Kopley’s Dec. 3 lecture, “Virginia Woolf’s Poetry Library,” is intended for a wide audience and takes place from 3-4 p.m. in the old Holland Library lobby (first floor adjacent to the Dimensions Lab). Focusing on Woolf’s poetry titles, Kopley said these books help readers to understand Woolf’s attitude towards poetry, which she considered a rival and muse to her own form, the novel.
“The dates of inscriptions, signatures, and bookplates support a narrative nowhere explicitly conveyed: the deaths of the poetry tastemakers in Woolf’s family—in particular, her father and her older brother—freed her to explore poetry without a guide,” Kopley said. “This turn towards poetry inspired the rhythmical, impressionistic prose for which Woolf is celebrated.”
Following the lecture, attendees are invited to the MASC reading room in Terrell Library’s ground floor to see more from the Library of Leonard and Virginia Woolf.
Kopley’s Dec. 4 lecture, “The Lighthouse as Tree: Vanessa Bell’s Cover for To the Lighthouse and Virginia Woolf’s 1902 Edition of Wordsworth,” is meant for a smaller, more specialized audience and is set from 3-4:30 p.m. in the MASC reading room.

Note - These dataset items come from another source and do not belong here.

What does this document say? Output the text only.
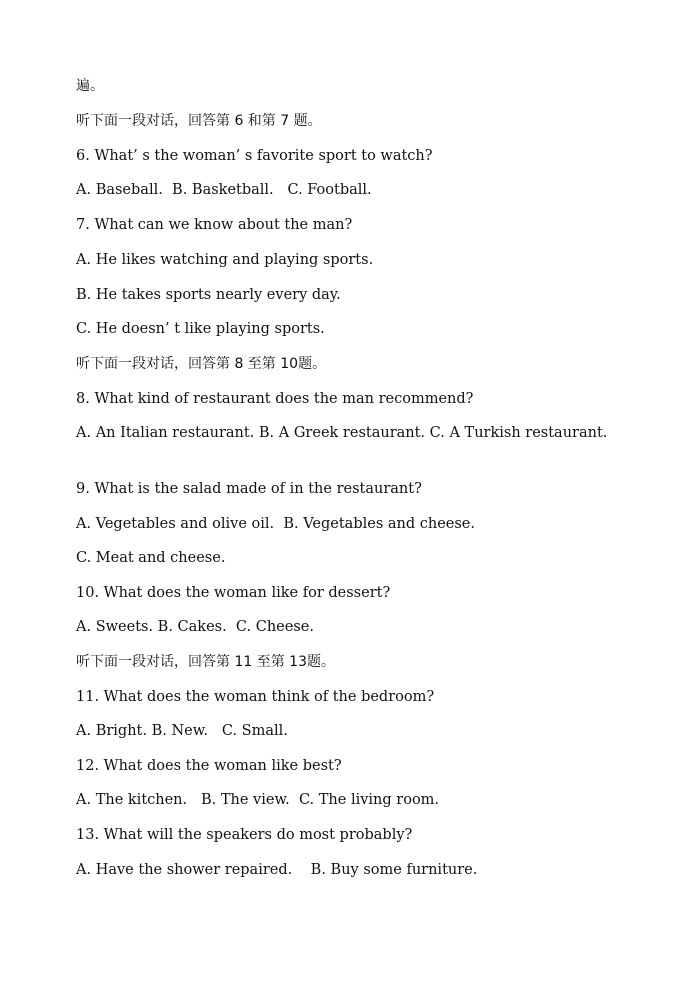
遍。
听下面一段对话，回答第 6 和第 7 题。
6. What’ s the woman’ s favorite sport to watch?
A. Baseball.  B. Basketball.   C. Football.
7. What can we know about the man?
A. He likes watching and playing sports.
B. He takes sports nearly every day.
C. He doesn’ t like playing sports.
听下面一段对话，回答第 8 至第 10题。
8. What kind of restaurant does the man recommend?
A. An Italian restaurant. B. A Greek restaurant. C. A Turkish restaurant.
9. What is the salad made of in the restaurant?
A. Vegetables and olive oil.  B. Vegetables and cheese.
C. Meat and cheese.
10. What does the woman like for dessert?
A. Sweets. B. Cakes.  C. Cheese.
听下面一段对话，回答第 11 至第 13题。
11. What does the woman think of the bedroom?
A. Bright. B. New.   C. Small.
12. What does the woman like best?
A. The kitchen.   B. The view.  C. The living room.
13. What will the speakers do most probably?
A. Have the shower repaired.    B. Buy some furniture.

Bell’s dust jacket for To the Lighthouse (1927) features an abstract lighthouse that doubles as a tree. The novel’s concern with trees supports this reading, Kopley said, as does an apparent source for Bell’s cover design, a sketch of three trees on the back endpapers of Woolf’s 1902 edition of Wordsworth.

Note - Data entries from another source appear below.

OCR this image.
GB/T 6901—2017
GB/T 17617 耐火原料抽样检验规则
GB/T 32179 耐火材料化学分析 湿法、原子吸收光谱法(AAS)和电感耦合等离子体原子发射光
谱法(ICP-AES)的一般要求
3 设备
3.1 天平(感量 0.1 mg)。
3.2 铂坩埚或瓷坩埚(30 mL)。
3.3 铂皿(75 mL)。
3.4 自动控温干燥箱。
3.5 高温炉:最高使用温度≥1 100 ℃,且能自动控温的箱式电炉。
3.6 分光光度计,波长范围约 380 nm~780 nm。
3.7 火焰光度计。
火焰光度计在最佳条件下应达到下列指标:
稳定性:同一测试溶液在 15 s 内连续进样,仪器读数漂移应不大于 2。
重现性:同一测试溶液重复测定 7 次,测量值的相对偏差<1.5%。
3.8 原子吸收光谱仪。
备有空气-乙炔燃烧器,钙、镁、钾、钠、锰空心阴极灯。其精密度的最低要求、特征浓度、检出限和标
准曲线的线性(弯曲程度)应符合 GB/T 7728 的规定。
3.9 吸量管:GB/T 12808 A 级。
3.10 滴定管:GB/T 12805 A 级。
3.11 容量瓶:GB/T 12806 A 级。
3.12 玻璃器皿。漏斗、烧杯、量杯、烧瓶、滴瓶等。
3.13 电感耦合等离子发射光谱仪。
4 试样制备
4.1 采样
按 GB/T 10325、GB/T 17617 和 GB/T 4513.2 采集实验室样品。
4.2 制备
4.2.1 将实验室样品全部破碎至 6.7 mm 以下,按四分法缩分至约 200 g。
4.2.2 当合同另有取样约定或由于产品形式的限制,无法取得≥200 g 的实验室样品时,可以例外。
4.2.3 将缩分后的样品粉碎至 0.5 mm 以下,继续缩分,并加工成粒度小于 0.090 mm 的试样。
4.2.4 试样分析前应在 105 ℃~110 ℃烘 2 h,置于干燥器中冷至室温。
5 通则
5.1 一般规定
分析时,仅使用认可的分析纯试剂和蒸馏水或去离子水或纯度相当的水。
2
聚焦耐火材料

“Recognizing the sketch—which is probably by Bell—as a source for the cover of To the Lighthouse enriches the novel’s memorialization of Leslie and Julia Stephen, the parents of Woolf and Bell,” Kopley said.
Kopley explores the novel’s textual debt to Wordsworth, particularly his “Immortality Ode,” as well as the book’s material debt to the poet, or rather to Woolf’s copy of his works. Leslie Stephen turned to Wordsworth when mourning his first wife and, later, his second, and wrote of Wordsworth’s consoling power in his letters, in the essay “Wordsworth’s Ethics” (1876), and in a memoir that his children called “the Mausoleum Book.”

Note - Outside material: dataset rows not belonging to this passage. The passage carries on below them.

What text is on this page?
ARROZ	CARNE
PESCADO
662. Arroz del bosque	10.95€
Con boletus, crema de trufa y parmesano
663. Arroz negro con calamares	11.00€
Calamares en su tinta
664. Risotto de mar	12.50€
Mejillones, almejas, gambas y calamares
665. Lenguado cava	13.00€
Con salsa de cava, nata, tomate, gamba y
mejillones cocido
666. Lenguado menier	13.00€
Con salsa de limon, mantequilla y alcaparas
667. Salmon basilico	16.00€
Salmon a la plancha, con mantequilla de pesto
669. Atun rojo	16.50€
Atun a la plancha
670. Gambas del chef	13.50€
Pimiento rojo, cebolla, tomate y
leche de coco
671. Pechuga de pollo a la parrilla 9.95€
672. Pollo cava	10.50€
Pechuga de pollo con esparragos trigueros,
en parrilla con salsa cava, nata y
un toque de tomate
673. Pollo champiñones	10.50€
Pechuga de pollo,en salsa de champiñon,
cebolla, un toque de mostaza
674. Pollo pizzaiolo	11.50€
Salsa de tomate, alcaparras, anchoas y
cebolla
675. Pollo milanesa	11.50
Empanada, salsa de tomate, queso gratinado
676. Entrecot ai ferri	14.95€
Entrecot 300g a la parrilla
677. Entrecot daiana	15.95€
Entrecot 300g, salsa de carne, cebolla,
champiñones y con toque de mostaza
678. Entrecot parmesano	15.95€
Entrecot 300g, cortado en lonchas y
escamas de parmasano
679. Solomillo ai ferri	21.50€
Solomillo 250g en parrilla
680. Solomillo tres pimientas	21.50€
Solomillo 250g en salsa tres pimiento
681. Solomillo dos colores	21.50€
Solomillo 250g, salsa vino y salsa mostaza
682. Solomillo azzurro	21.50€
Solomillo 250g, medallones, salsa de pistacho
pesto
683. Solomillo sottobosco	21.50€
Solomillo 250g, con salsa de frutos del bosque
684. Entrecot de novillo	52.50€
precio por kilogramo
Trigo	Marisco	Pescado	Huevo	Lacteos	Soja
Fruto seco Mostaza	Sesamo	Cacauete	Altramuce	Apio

“Woolf and Bell followed their father in their reading,” Kopley said. “They looked to Wordsworth, and to the 1902 volume specifically, to help them make remarkable art that immortalizes their dead.”
Kopley is the author of Virginia Woolf and Poetry (Oxford University Press, 2021). Her essays on Woolf appear in the TLS (Times Literary Supplement), Review of English Studies, English Literature in Transition, Teaching Modernist Women’s Writing in English (Modern Language Association, 2021), Unpacking the Personal Library: The Public and Private Life of Books (Wilfrid Laurier University Press, 2022), and elsewhere. She is on the board of Woolf Studies Annual and has received grants from the Mellon Foundation, the Robert B. Silvers Foundation, and the Conseil des arts et des lettres du Québec. She teaches at McGill University in the Department of Jewish Studies.